Double-Edged Sword

Notre Dame plans to attack opposing defenses with an up-tempo offense this season. Two will play at that game…

With less than a handful of notable exceptions, Notre Dame's defense hopes to feature multiple contributors at most positions each Saturday this fall.

At least three Sam (strong side) linebackers will see action alongside constants Jaylon Smith and Joe Schmidt. So too will a duo, and perhaps trio of cornerbacks in congress with RCB Cody Riggs. Three backup safeties are slated for extensive action as are seven defensive linemen to augment the efforts of junior captain Sheldon Day.

It will be the deepest pool of defensive talent featured at the school during the Brian Kelly era -- that is, if opposing offenses allow it to be so.

Asked Tuesday, "If an opposing offense is running tempo, what are the dynamics involved in being able to get your defensive players out there?" Kelly responded: "Can't get 'em on the field (pause waiting for a follow-up question). They don't get on the field.  They don't get on the field."

The oft-reference sub packages favored by first-year defensive coordinator Brian VanGorder are necessary for his youth-filled group to reach it's optimal potential. That means first and second down successes are also crucial. In other words, no dedicated up-tempo offense slows its pace when faced with 2nd and 4 or 3rd and 1.

"You'll have to play with the players that are on the field and obviously you're getting them in and out on incompletions, you're getting them in and out when the ball is out-of-bounds, you're getting them in and out when you obviously can get that opportunity," said Kelly. "But if the ball is in play and they're spotting it, you know, 8 to 10 seconds is generally the speed that most crews can get that ball spotted back if it stays in the field of play.  Pretty hard to get your guys in and out.

"Hopefully you're by your bench…we need to stay right and left (at cornerback) and keep it in that fashion so we can get guys in and out in a faster substitution pattern.

"But, yeah, if you're clicking (offensively) and you're moving the ball effectively, it's hard to get (defensive) sub packages in there."

Back At Ya

New offensive coordinator Mike Denbrock (the Irish passing game coordinator last fall) dubbed Notre Dame's 2013 offense, "reactionary."
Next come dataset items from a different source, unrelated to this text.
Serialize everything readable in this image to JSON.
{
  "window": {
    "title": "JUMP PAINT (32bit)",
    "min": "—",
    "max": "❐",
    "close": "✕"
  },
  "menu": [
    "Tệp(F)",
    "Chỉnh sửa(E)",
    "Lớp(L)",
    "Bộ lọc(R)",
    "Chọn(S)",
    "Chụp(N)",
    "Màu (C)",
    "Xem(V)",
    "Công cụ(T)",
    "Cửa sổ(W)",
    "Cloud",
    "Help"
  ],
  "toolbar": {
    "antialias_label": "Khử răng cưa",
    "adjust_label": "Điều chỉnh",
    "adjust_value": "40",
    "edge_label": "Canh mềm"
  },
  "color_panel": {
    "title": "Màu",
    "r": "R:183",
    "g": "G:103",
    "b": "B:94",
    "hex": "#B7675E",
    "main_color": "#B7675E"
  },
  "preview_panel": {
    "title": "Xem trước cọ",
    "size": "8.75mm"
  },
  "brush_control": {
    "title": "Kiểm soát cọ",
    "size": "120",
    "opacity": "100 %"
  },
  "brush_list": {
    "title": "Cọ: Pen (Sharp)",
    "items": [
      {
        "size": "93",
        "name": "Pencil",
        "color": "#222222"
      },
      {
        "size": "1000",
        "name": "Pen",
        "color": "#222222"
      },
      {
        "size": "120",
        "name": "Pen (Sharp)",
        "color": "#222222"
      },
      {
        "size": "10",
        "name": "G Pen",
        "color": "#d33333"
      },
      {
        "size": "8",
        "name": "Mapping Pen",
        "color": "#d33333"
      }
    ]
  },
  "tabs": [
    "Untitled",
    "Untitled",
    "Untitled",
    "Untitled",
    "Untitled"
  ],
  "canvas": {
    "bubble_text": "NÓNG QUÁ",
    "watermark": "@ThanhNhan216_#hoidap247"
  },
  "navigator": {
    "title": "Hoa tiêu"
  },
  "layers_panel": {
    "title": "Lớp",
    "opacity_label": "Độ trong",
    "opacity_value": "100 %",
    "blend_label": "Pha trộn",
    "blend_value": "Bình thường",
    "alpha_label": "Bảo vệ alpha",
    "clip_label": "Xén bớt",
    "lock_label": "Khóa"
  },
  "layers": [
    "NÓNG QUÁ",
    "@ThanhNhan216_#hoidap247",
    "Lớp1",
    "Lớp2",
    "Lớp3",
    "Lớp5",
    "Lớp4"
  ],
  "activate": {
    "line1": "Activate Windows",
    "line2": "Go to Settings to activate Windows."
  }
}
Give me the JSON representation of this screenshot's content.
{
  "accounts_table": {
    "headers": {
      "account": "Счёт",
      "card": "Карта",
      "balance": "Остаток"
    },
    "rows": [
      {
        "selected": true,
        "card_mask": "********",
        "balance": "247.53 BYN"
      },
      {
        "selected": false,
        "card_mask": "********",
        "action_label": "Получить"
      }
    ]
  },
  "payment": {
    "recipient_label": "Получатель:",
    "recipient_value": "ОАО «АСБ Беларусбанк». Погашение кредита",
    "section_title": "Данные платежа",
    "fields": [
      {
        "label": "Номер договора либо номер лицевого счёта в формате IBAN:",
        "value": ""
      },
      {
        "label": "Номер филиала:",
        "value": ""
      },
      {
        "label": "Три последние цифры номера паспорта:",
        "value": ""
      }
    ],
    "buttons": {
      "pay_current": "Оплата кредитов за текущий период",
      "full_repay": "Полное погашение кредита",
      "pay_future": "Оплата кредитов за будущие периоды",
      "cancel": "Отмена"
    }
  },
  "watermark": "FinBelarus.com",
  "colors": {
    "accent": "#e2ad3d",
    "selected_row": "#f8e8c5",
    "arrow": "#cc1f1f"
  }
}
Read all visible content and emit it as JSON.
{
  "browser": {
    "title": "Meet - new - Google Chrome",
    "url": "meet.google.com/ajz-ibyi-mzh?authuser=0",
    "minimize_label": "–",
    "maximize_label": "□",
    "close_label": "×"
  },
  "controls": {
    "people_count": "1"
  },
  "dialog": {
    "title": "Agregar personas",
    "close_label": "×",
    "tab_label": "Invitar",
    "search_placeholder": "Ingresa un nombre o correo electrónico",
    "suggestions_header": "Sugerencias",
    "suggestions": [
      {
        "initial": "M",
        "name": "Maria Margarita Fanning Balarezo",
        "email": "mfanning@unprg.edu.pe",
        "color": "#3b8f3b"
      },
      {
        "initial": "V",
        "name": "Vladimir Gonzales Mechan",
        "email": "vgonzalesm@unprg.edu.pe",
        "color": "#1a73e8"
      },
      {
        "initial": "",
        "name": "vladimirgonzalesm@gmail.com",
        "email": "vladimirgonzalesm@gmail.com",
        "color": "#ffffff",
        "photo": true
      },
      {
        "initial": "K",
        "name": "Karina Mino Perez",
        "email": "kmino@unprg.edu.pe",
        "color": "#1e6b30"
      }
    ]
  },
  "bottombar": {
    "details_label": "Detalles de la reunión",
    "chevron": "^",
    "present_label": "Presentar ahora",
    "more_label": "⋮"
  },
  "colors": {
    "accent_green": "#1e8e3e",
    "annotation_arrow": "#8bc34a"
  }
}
Irish fans would likely add the words "frustrating" and/or "dull."

None of the above will apply in 2014, though Kelly isn't married to the up-tempo approach full-time.

"Everything is based upon the game itself, how the game looks to me," he said when asked if there is a target number of snaps per contest. "That has a lot of factors, right?  Their defense, what it looks like during the game?  Are we in a situation where we need to maximize our possessions?  Then what we are capable of doing. From week-to-week those (are) going to be the factors. 

"Having said that, we've gone into this year knowing that we're going to run more plays than we did in the past.  So there is a different bar than what we have had in the past."

It also means a handful of capable running backs and wide receivers, perhaps ideally suited to certain situations, might have to bide their time on a given drive.

"We don't have the multiple substitutions if we're moving the ball in a faster tempo," said Kelly. "We won't have the kind of substitutions that we have had over the last couple of years."

In some cases, whether they want to, or not.